Quelque 150 participants assistent actuellement à la Conférence des bailleurs de fonds sur la sécurité alimentaire dans l’Indianocéanie, qui se tient depuis mercredi à Madagascar. La conférence est organisée par la Commission de l’océan Indien en lien étroit avec le gouvernement de Madagascar et avec l’appui du CIRAD.
C’est le Président de la République de Madagascar, Hery Rajaonarimampianina, qui a procédé à l’ouverture de la réunion hier. Le Premier ministre malgache, Jean Ravelonarivo, le ministre des Affaires étrangères et président du Conseil de la Commission de l’océan Indien (COI), Béatrice Atallah, et plusieurs  membres du gouvernement malgache étaient présents.

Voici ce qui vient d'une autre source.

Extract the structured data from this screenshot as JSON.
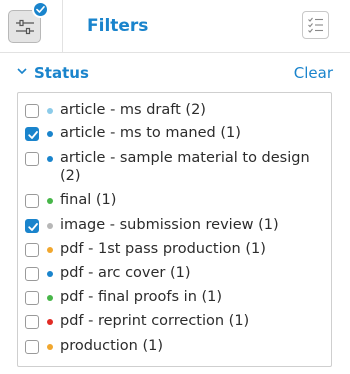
{
  "header": {
    "title": "Filters",
    "filter_button_icon": "sliders-icon",
    "badge_icon": "checkmark-icon",
    "list_button_icon": "checklist-icon"
  },
  "section": {
    "title": "Status",
    "clear_label": "Clear",
    "collapse_icon": "chevron-down-icon"
  },
  "colors": {
    "accent": "#1a84cc",
    "light_blue": "#8ccbe9",
    "blue": "#1a84cc",
    "green": "#47b649",
    "gray": "#b7b7b7",
    "orange": "#f1a72e",
    "red": "#e12b24"
  },
  "items": [
    {
      "label": "article - ms draft (2)",
      "checked": false,
      "color": "#8ccbe9"
    },
    {
      "label": "article - ms to maned (1)",
      "checked": true,
      "color": "#1a84cc"
    },
    {
      "label": "article - sample material to design (2)",
      "checked": false,
      "color": "#1a84cc"
    },
    {
      "label": "final (1)",
      "checked": false,
      "color": "#47b649"
    },
    {
      "label": "image - submission review (1)",
      "checked": true,
      "color": "#b7b7b7"
    },
    {
      "label": "pdf - 1st pass production (1)",
      "checked": false,
      "color": "#f1a72e"
    },
    {
      "label": "pdf - arc cover (1)",
      "checked": false,
      "color": "#1a84cc"
    },
    {
      "label": "pdf - final proofs in (1)",
      "checked": false,
      "color": "#47b649"
    },
    {
      "label": "pdf - reprint correction (1)",
      "checked": false,
      "color": "#e12b24"
    },
    {
      "label": "production (1)",
      "checked": false,
      "color": "#f1a72e"
    }
  ]
}
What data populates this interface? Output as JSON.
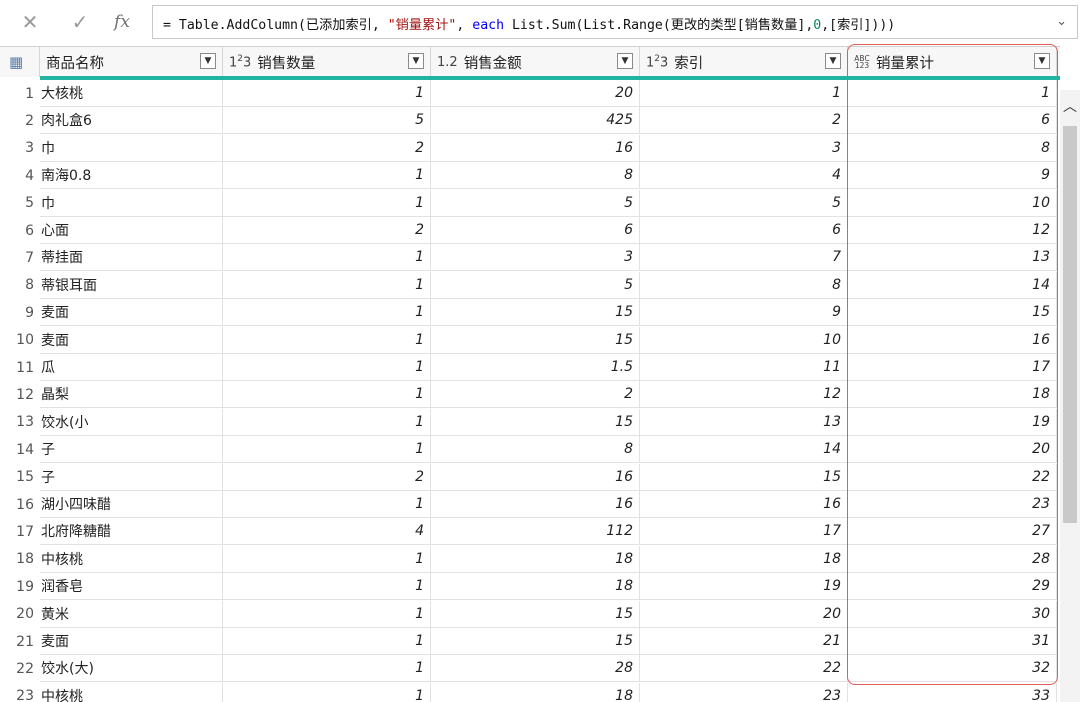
{
  "formula": {
    "cancel_glyph": "✕",
    "commit_glyph": "✓",
    "fx_label": "fx",
    "parts": {
      "p1": "= Table.AddColumn(已添加索引, ",
      "p2": "\"销量累计\"",
      "p3": ", ",
      "p4": "each",
      "p5": " List.Sum(List.Range(更改的类型[销售数量],",
      "p6": "0",
      "p7": ",[索引])))"
    },
    "expand_glyph": "⌄"
  },
  "columns": [
    {
      "type_icon": "",
      "label": "商品名称"
    },
    {
      "type_icon": "1²3",
      "label": "销售数量"
    },
    {
      "type_icon": "1.2",
      "label": "销售金额"
    },
    {
      "type_icon": "1²3",
      "label": "索引"
    },
    {
      "type_icon": "ABC 123",
      "label": "销量累计"
    }
  ],
  "rows": [
    {
      "n": "1",
      "name": "大核桃",
      "qty": "1",
      "amt": "20",
      "idx": "1",
      "cum": "1"
    },
    {
      "n": "2",
      "name": "肉礼盒6",
      "qty": "5",
      "amt": "425",
      "idx": "2",
      "cum": "6"
    },
    {
      "n": "3",
      "name": "巾",
      "qty": "2",
      "amt": "16",
      "idx": "3",
      "cum": "8"
    },
    {
      "n": "4",
      "name": "南海0.8",
      "qty": "1",
      "amt": "8",
      "idx": "4",
      "cum": "9"
    },
    {
      "n": "5",
      "name": "巾",
      "qty": "1",
      "amt": "5",
      "idx": "5",
      "cum": "10"
    },
    {
      "n": "6",
      "name": "心面",
      "qty": "2",
      "amt": "6",
      "idx": "6",
      "cum": "12"
    },
    {
      "n": "7",
      "name": "蒂挂面",
      "qty": "1",
      "amt": "3",
      "idx": "7",
      "cum": "13"
    },
    {
      "n": "8",
      "name": "蒂银耳面",
      "qty": "1",
      "amt": "5",
      "idx": "8",
      "cum": "14"
    },
    {
      "n": "9",
      "name": "麦面",
      "qty": "1",
      "amt": "15",
      "idx": "9",
      "cum": "15"
    },
    {
      "n": "10",
      "name": "麦面",
      "qty": "1",
      "amt": "15",
      "idx": "10",
      "cum": "16"
    },
    {
      "n": "11",
      "name": "瓜",
      "qty": "1",
      "amt": "1.5",
      "idx": "11",
      "cum": "17"
    },
    {
      "n": "12",
      "name": "晶梨",
      "qty": "1",
      "amt": "2",
      "idx": "12",
      "cum": "18"
    },
    {
      "n": "13",
      "name": "饺水(小",
      "qty": "1",
      "amt": "15",
      "idx": "13",
      "cum": "19"
    },
    {
      "n": "14",
      "name": "子",
      "qty": "1",
      "amt": "8",
      "idx": "14",
      "cum": "20"
    },
    {
      "n": "15",
      "name": "子",
      "qty": "2",
      "amt": "16",
      "idx": "15",
      "cum": "22"
    },
    {
      "n": "16",
      "name": "湖小四味醋",
      "qty": "1",
      "amt": "16",
      "idx": "16",
      "cum": "23"
    },
    {
      "n": "17",
      "name": "北府降糖醋",
      "qty": "4",
      "amt": "112",
      "idx": "17",
      "cum": "27"
    },
    {
      "n": "18",
      "name": "中核桃",
      "qty": "1",
      "amt": "18",
      "idx": "18",
      "cum": "28"
    },
    {
      "n": "19",
      "name": "润香皂",
      "qty": "1",
      "amt": "18",
      "idx": "19",
      "cum": "29"
    },
    {
      "n": "20",
      "name": "黄米",
      "qty": "1",
      "amt": "15",
      "idx": "20",
      "cum": "30"
    },
    {
      "n": "21",
      "name": "麦面",
      "qty": "1",
      "amt": "15",
      "idx": "21",
      "cum": "31"
    },
    {
      "n": "22",
      "name": "饺水(大)",
      "qty": "1",
      "amt": "28",
      "idx": "22",
      "cum": "32"
    },
    {
      "n": "23",
      "name": "中核桃",
      "qty": "1",
      "amt": "18",
      "idx": "23",
      "cum": "33"
    }
  ],
  "colors": {
    "accent_bar": "#22b3a3",
    "highlight": "#e25d57"
  }
}
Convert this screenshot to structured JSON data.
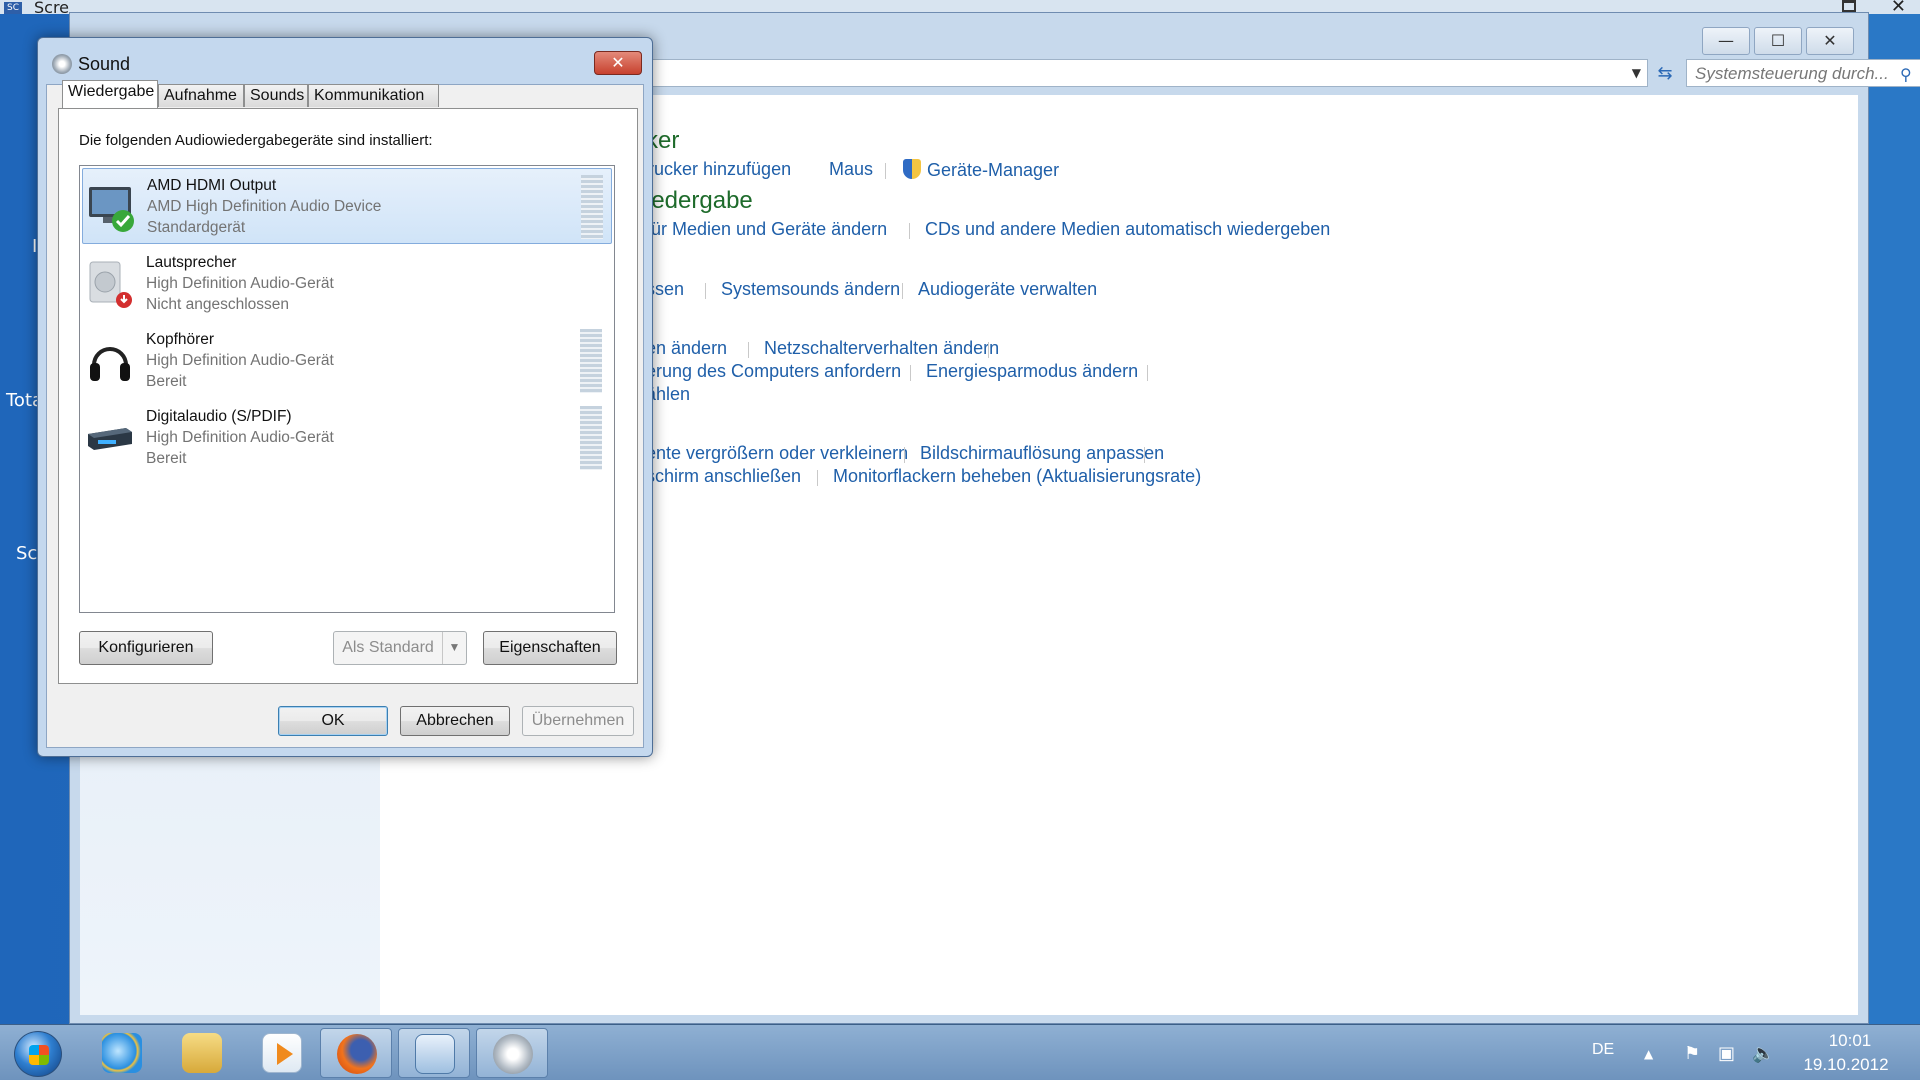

À l’agenda de la conférence figurent le financement des projets COI de relance de la production agricole et piscicole, ainsi que leurs volets de commercialisation et de formation. Le Président malgache a lancé un appel à « rendre effective la Déclaration finale du IVe Sommet des chefs d’Etat et de gouvernement de la COI » d’août 2014, selon laquelle « la reprise économique de Madagascar prendra notamment appui sur le projet de sécurité alimentaire dans l’Indianocéanie défendu et porté par la COI ». Après avoir évoqué les potentialités agricoles de son pays, Hery Rajaonarimampianina a proposé un « partenariat gagnant/gagnant » centré sur l’accroissement de la production et la réponse au défi nutritionnel qui « si nous restions inertes, serait dramatique pour le capital humain du pays ».
Béatrice Atallah a, elle, jugé que « cet événement constitue une étape majeure dans la mise en oeuvre effective de l’un des projets phares de notre organisation régionale ».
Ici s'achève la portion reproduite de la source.